老师,我使用ocp 重启10.xx.xx.6 这个server 没起来,帮忙看看什么原因,日志如下:
1.重启失败
[admin@localhost log]$ more observer.log.wf
[2025-08-29 16:46:49.163192] INFO New syslog file info: [address: “10.xx.xx.6:2882”, observer version: OceanBase_CE 4.3.5.1, revision: 10100004
2025031818-b6d5706eb3d2c5f501c7fa646ddbf32f3dc87069, sysname: Linux, os release: 3.10.0-1160.119.1.el7.x86_64, machine: x86_64, tz GMT offset: 0
8:00]
[2025-08-29 16:47:44.924744] ERROR [SERVER] start (ob_service.cpp:274) [15590][observer][T0][YB420A100B06-00063D7D134883DF-0-0] [lt=62][errcode=
-4395] observice start process has failure(msg=“observice start() has failure”, ret=-4000, ret=“OB_ERROR”)
[2025-08-29 16:47:44.924881] ERROR [SERVER] start (ob_server.cpp:1165) [15590][observer][T0][YB420A100B06-00063D7D134883DF-0-0] [lt=78][errcode=
-4000] [server_start 9/18] observer instance start fail. you may find solutions in previous error logs or seek help from official technicians.
[2025-08-29 16:47:44.958576] ERROR [SERVER] start (ob_server.cpp:1239) [15590][observer][T0][YB420A100B06-00063D7D134883DF-0-0] [lt=84][errcode=
-4000] [server_start 10/18] observer start fail, the stop status is true. you may find solutions in previous error logs or seek help from offici
al technicians.
[admin@localhost log]$ grep YB420A100B06-00063D7D134883DF-0-0 election.log
[admin@localhost log]$ grep YB420A100B06-00063D7D134883DF-0-0 rootservice.log
[admin@localhost log]$ grep YB420A100B06-00063D7D134883DF-0-0 observer.log.wf
[2025-08-29 16:47:44.924744] ERROR [SERVER] start (ob_service.cpp:274) [15590][observer][T0][YB420A100B06-00063D7D134883DF-0-0] [lt=62][errcode=-4395] observice start process has failure(msg=“observice start() has failure”, ret=-4000, ret=“OB_ERROR”)

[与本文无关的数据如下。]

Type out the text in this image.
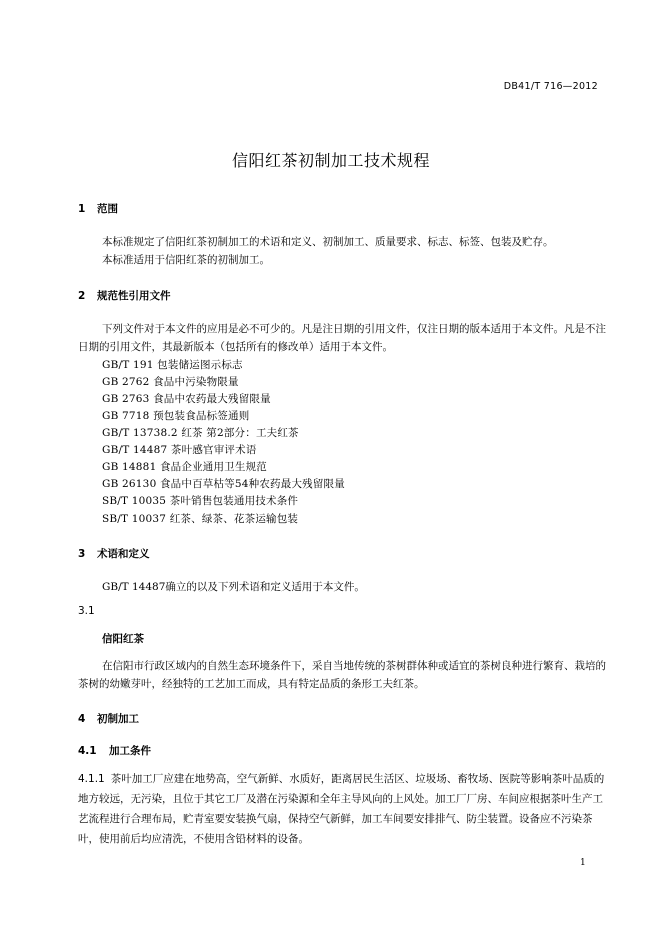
DB41/T 716—2012
信阳红茶初制加工技术规程
1 范围
本标准规定了信阳红茶初制加工的术语和定义、初制加工、质量要求、标志、标签、包装及贮存。
本标准适用于信阳红茶的初制加工。
2 规范性引用文件
下列文件对于本文件的应用是必不可少的。凡是注日期的引用文件，仅注日期的版本适用于本文件。凡是不注日期的引用文件，其最新版本（包括所有的修改单）适用于本文件。
GB/T 191 包装储运图示标志
GB 2762 食品中污染物限量
GB 2763 食品中农药最大残留限量
GB 7718 预包装食品标签通则
GB/T 13738.2 红茶 第2部分：工夫红茶
GB/T 14487 茶叶感官审评术语
GB 14881 食品企业通用卫生规范
GB 26130 食品中百草枯等54种农药最大残留限量
SB/T 10035 茶叶销售包装通用技术条件
SB/T 10037 红茶、绿茶、花茶运输包装
3 术语和定义
GB/T 14487确立的以及下列术语和定义适用于本文件。
3.1
信阳红茶
在信阳市行政区域内的自然生态环境条件下，采自当地传统的茶树群体种或适宜的茶树良种进行繁育、栽培的茶树的幼嫩芽叶，经独特的工艺加工而成，具有特定品质的条形工夫红茶。
4 初制加工
4.1 加工条件
4.1.1 茶叶加工厂应建在地势高，空气新鲜、水质好，距离居民生活区、垃圾场、畜牧场、医院等影响茶叶品质的地方较远，无污染，且位于其它工厂及潜在污染源和全年主导风向的上风处。加工厂厂房、车间应根据茶叶生产工艺流程进行合理布局，贮青室要安装换气扇，保持空气新鲜，加工车间要安排排气、防尘装置。设备应不污染茶叶，使用前后均应清洗，不使用含铅材料的设备。
1
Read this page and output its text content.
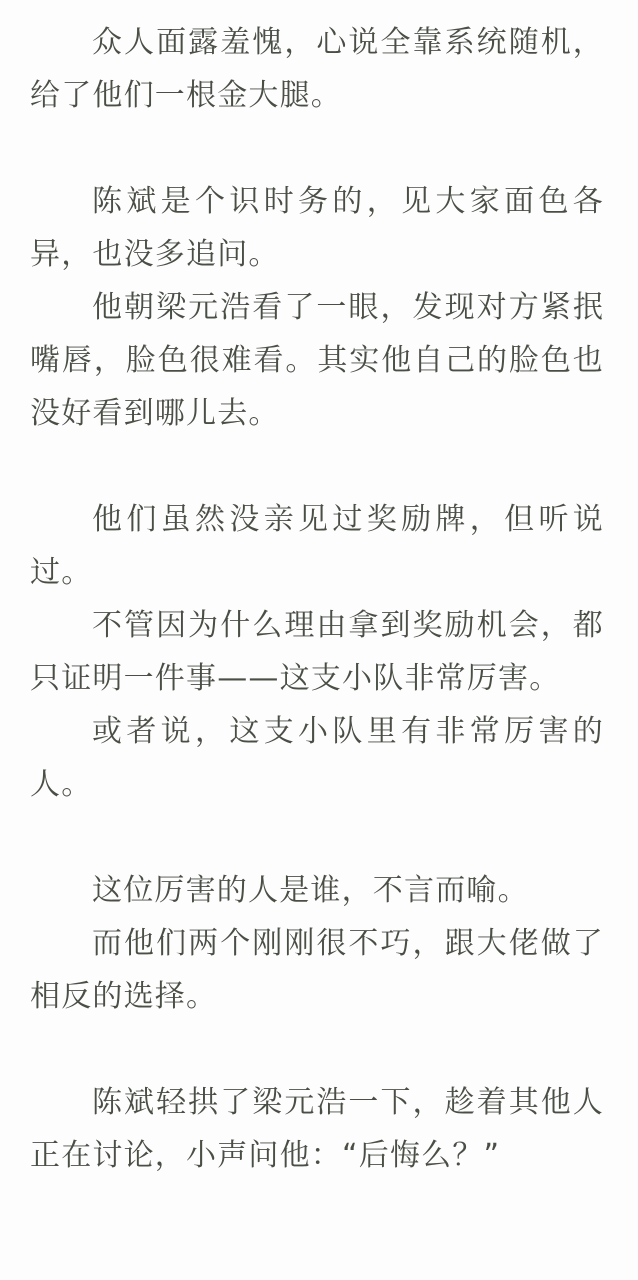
众人面露羞愧，心说全靠系统随机，给了他们一根金大腿。

陈斌是个识时务的，见大家面色各异，也没多追问。

他朝梁元浩看了一眼，发现对方紧抿嘴唇，脸色很难看。其实他自己的脸色也没好看到哪儿去。

他们虽然没亲见过奖励牌，但听说过。

不管因为什么理由拿到奖励机会，都只证明一件事——这支小队非常厉害。

或者说，这支小队里有非常厉害的人。

这位厉害的人是谁，不言而喻。

而他们两个刚刚很不巧，跟大佬做了相反的选择。

陈斌轻拱了梁元浩一下，趁着其他人正在讨论，小声问他：“后悔么？”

[2025-08-29 16:47:44.924881] ERROR [SERVER] start (ob_server.cpp:1165) [15590][observer][T0][YB420A100B06-00063D7D134883DF-0-0] [lt=78][errcode=-4000] [server_start 9/18] observer instance start fail. you may find solutions in previous error logs or seek help from official technicians.
[2025-08-29 16:47:44.958576] ERROR [SERVER] start (ob_server.cpp:1239) [15590][observer][T0][YB420A100B06-00063D7D134883DF-0-0] [lt=84][errcode=-4000] [server_start 10/18] observer start fail, the stop status is true. you may find solutions in previous error logs or seek help from official technicians.
[admin@localhost log]$ grep YB420A100B06-00063D7D134883DF-0-0 observer.log|more
[2025-08-29 16:47:44.922312] INFO [SERVER] register_self_busy_wait (ob_lease_state_mgr.cpp:145) [15590][observer][T0][YB420A100B06-00063D7D1348
83DF-0-0] [lt=33] begin register_self_busy_wait
[2025-08-29 16:47:44.923427] INFO [SHARE.SCHEMA] update_baseline_schema_version (ob_schema_store.cpp:86) [15590][observer][T0][YB420A100B06-000
63D7D134883DF-0-0] [lt=55] [SCHEMA_STORE] schema store update version(tenant_id=1, version=1744967712126008, baseline_schema_version=17449677121
26008)
[2025-08-29 16:47:44.923948] INFO [SERVER] do_renew_lease (ob_lease_state_mgr.cpp:387) [15590][observer][T0][YB420A100B06-00063D7D134883DF-0-0]
[lt=1343] update baseline schema version(ret=0, ret=“OB_SUCCESS”, old_version=0, new_version=1744967712126008)
[2025-08-29 16:47:44.923988] INFO [SERVER] register_self_busy_wait (ob_lease_state_mgr.cpp:171) [15590][observer][T0][YB420A100B06-00063D7D1348
83DF-0-0] [lt=74] register self successfully!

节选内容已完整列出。